Abstract:A novel algorithm called Dual Latent Variable Spaces Local Particle Search (DLVSLPS) is proposed. It can estimate the 3D human motion sequence from silhouettes of multi-view image sequence more accurately. Gaussian Process Dynamical Models (GPDM) is used to reduce the dimension to build the dual latent variable spaces and the mapping from low dimensional latent variable data to high dimensional data. Then, the low dimensional particles are searched in these spaces by the method called Neighbor Weight Prior Condition Search (NWPCS). The better high dimensional data are generated from the mapping to estimate the 3D human motion of the corresponding frame.
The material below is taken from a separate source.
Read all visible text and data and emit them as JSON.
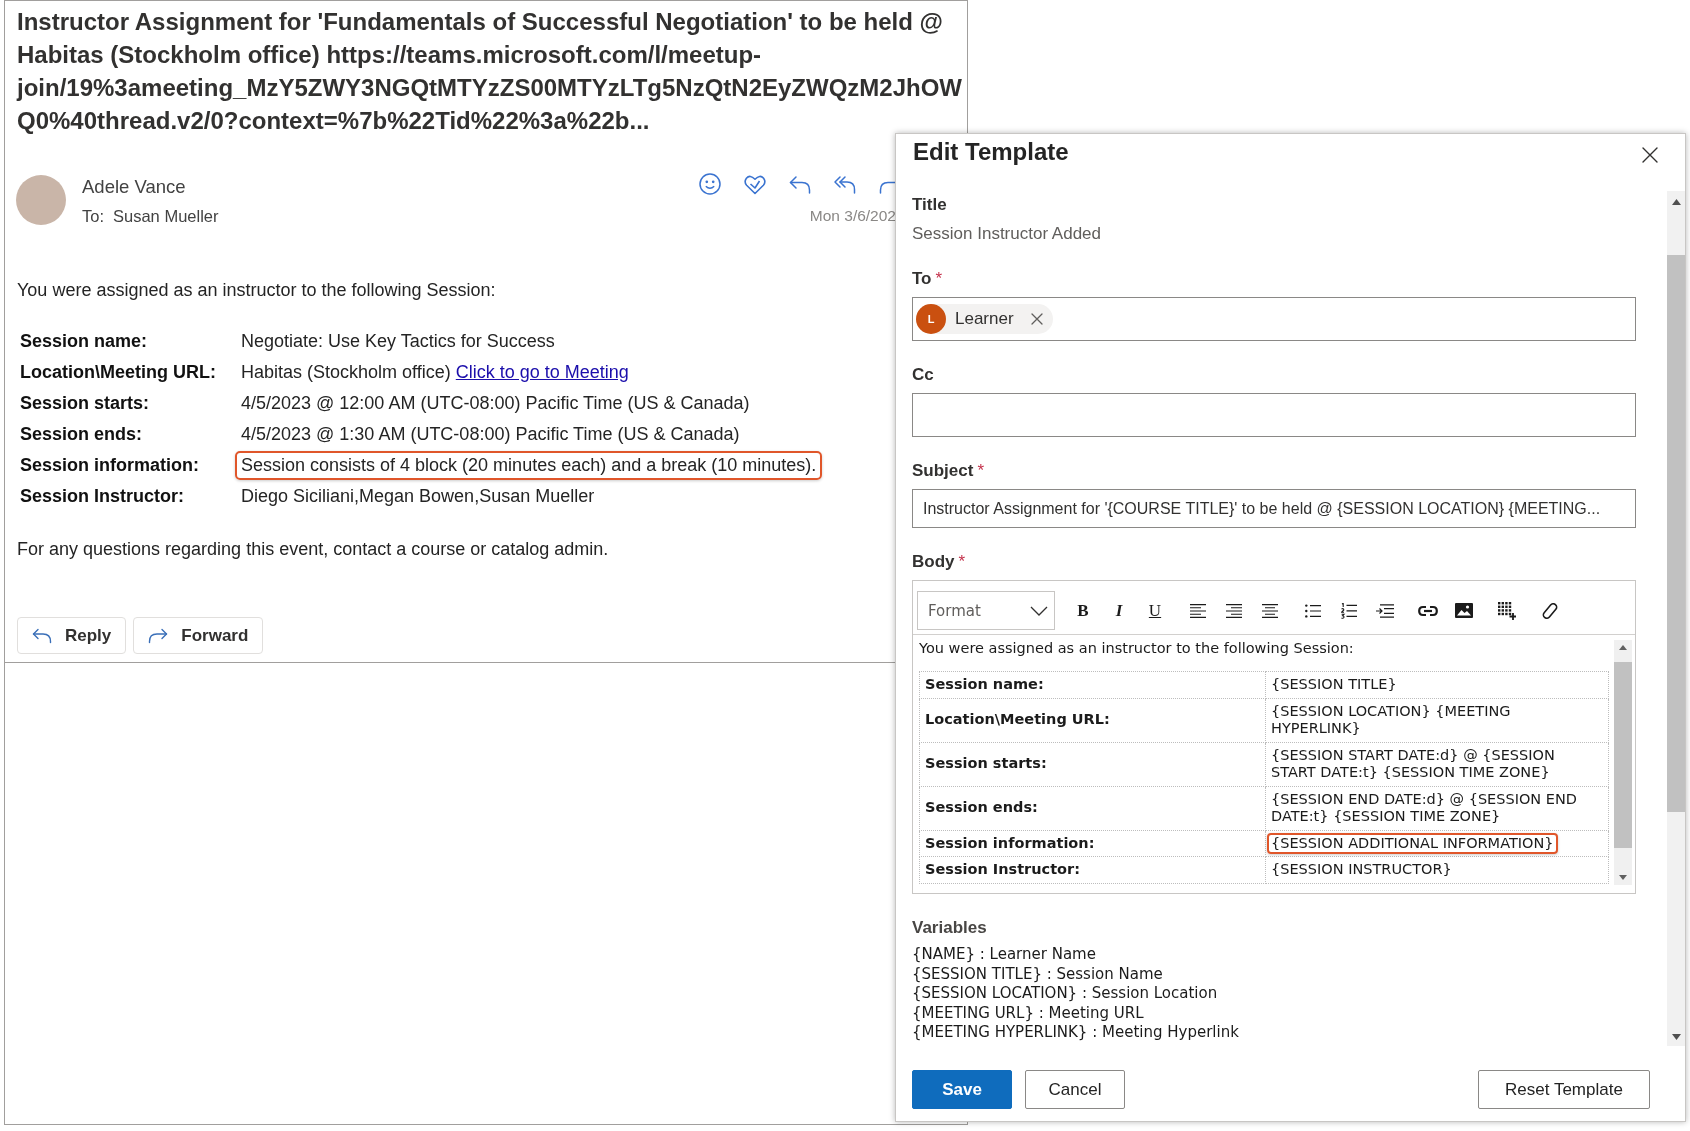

The proposed algorithm aims to solve the problem of traditional particle filters. The problem is that sampling in high dimensional data space can not get the valid and correct data to estimate the 3D human motion. The simulating experiments show the proposed algorithm has better performance than the traditional particle filters. The better performance includes the multi-view and discontinuous frame estimation, overcoming the silhouette ambiguity and reducing the estimation error.
李万益, 孙季丰, 王玉龙. 基于双隐变量空间局部粒子搜索的人体运动形态估计[J]. 电子与信息学报, 2014, 36(12): 2915-2922.
Li Wan-Yi, Sun Ji-Feng, Wang Yu-Long. Human Motion Estimation Based on Dual Latent Variable Spaces Local Particle Search. , 2014, 36(12): 2915-2922.